OSG is looking for DevOps professionals to join our Cloud Operations team. You'll be a Cloud Engineer part of a growing cross functional technology team who leads the design, implementation and operation of client workloads on the OSG Cloud platform.
Responsibilities
- Function as a key member of the team responsible for the day-to-day, 24x7x365 on-call engineering, system administration, and operation of Paybox Cloud systems.
- Provide review and input into the design of new technical features and architectural changes to the systems.
- Define and implement best practices around various operation processes.
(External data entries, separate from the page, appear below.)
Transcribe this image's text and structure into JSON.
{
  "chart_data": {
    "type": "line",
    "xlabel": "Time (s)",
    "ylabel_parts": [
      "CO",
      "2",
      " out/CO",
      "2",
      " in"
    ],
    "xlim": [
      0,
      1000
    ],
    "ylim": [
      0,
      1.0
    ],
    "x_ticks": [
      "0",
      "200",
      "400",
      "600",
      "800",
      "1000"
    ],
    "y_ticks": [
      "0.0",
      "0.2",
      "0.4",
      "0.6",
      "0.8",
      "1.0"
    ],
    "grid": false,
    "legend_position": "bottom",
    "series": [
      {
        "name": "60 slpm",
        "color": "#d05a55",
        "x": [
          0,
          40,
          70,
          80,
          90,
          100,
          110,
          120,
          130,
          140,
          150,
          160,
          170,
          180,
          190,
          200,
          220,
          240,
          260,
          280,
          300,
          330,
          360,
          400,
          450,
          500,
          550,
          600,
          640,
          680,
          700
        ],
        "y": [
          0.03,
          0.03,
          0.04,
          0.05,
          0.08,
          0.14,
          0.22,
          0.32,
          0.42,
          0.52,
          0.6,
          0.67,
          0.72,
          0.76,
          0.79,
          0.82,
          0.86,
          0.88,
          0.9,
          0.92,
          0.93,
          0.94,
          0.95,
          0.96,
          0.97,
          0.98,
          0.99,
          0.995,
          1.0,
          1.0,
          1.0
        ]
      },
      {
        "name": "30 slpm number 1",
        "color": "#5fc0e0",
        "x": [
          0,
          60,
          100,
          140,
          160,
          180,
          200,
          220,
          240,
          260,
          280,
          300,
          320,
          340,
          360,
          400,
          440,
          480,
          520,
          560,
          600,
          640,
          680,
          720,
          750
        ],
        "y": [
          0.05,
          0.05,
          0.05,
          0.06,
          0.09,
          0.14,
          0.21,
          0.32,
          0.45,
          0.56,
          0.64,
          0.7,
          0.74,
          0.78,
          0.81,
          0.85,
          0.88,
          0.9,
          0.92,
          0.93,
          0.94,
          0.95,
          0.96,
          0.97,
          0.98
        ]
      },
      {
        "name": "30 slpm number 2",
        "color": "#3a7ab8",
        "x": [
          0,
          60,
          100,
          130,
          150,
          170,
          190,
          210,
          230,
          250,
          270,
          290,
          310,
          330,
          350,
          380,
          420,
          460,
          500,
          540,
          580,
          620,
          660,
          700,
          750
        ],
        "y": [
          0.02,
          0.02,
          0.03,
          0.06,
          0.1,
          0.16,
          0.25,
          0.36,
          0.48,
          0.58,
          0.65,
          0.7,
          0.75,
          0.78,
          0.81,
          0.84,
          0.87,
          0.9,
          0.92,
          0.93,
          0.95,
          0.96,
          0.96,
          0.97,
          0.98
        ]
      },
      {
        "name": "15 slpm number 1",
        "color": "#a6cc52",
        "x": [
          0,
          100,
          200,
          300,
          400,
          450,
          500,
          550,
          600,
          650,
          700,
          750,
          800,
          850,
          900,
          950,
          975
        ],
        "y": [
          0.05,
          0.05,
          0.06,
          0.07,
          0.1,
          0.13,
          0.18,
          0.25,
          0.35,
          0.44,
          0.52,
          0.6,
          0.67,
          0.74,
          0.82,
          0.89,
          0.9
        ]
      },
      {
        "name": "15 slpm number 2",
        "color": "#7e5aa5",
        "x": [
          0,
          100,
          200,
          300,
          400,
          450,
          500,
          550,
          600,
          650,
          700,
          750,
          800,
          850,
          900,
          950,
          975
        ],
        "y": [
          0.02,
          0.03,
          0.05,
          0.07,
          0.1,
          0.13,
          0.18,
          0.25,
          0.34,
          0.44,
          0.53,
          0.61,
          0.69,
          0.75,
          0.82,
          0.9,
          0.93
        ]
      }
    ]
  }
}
- Perform periodic software updates to systems, and address security vulnerabilities.
- Scale infrastructure to meet growing capacity and launch new applications in both private and public clouds.
- Lead troubleshooting efforts to find root causes and corrective actions throughout the life of a project.
- Develop tools to automate builds and continuous integration using Octopus Deploy, Jenkins, Terraform, Docker, Kubernetes, etc.
- Develop monitoring solutions and appropriate metrics to measure performance and efficiency of applications using the ELK stack and/or Datadog.
- Own the day-to-day health, uptime, monitoring, and reliability of services.
- Participation in an on-call rotation for after-hours coverage as needed.
- Other duties as assigned.
- Position may require some travel.
Desired Background
- Certification: AWS Certified SysOps Administrator Associate.
- Bachelor's degree in Computer Science, Information Technology, Management Information Systems, related field or equivalent experience.
- 3+ years’ experience in a 24×7 high-availability production environment.
- 3+ years’ experience with System Engineering in private and/or public cloud data center environments.
- 5+ years’ experience working with Windows and Linux based server systems such as Windows Server 2008 – 2016, CentOS, CoreOS, and Ubuntu.
- In depth understanding of TCP/IP LAN/WAN networking technologies and troubleshooting techniques.
- Experience with infrastructure health monitoring and capacity planning using tools such as Solarwinds Orion, Prometheus, Grafana, Elasticsearch, Datadog, etc.
- Experience with hardware or software-based firewalls, load balancers and proxy servers.
- Experience with intrusion detection systems and network and server security hardening.
- Experience with virtualization technologies such as VMWare and KVM.
- Experience with container management platforms (Kubernetes) and container runtimes (Docker).
- Good knowledge of languages such as Python, JavaScript and PowerShell.
- Excellent organizational skills, and oral and written communication skills.
- Ability to work with minimal supervision, making decisions based upon priorities, schedules and an understanding of business initiatives.
- Critical attention to detail, thoroughness and documentation.
Preferred Qualifications
- Certification: AWS Certified DevOps Engineer Professional.
- Previous DevOps experience to act as liaison between development and quality assurance teams as part of the SDLC process.
- Experience with public cloud service providers such as Amazon AWS, Microsoft Azure, Google GCP, etc.
- Experience with deploying server workloads in a multi-tier architecture.
- Experience in REST and SOAP distributed application troubleshooting.
- Experience with cloud data protection and backup operations to support DR/BCP solutions for cloud workloads.
- Experience with relational and NoSQL database technologies.
- Extensive experience with configuration management and infrastructure as code using YAML and tools such as SaltStack, Ansible, Terraform, CloudFormation.
- Experience with CI/CD and automated software delivery pipelines using tools such as Octopus Deploy, Jenkins and Terraform.
- Experience monitoring solutions and appropriate metrics to measure performance and efficiency of applications using tools such as ELK stack and/or Datadog.
- • Experience with source control systems such as VSTS, Azure DevOps and Git.
- • Experience in monitoring, metrics collection, and reporting using open source tools.
- • Good knowledge in automating the management of a data center environment.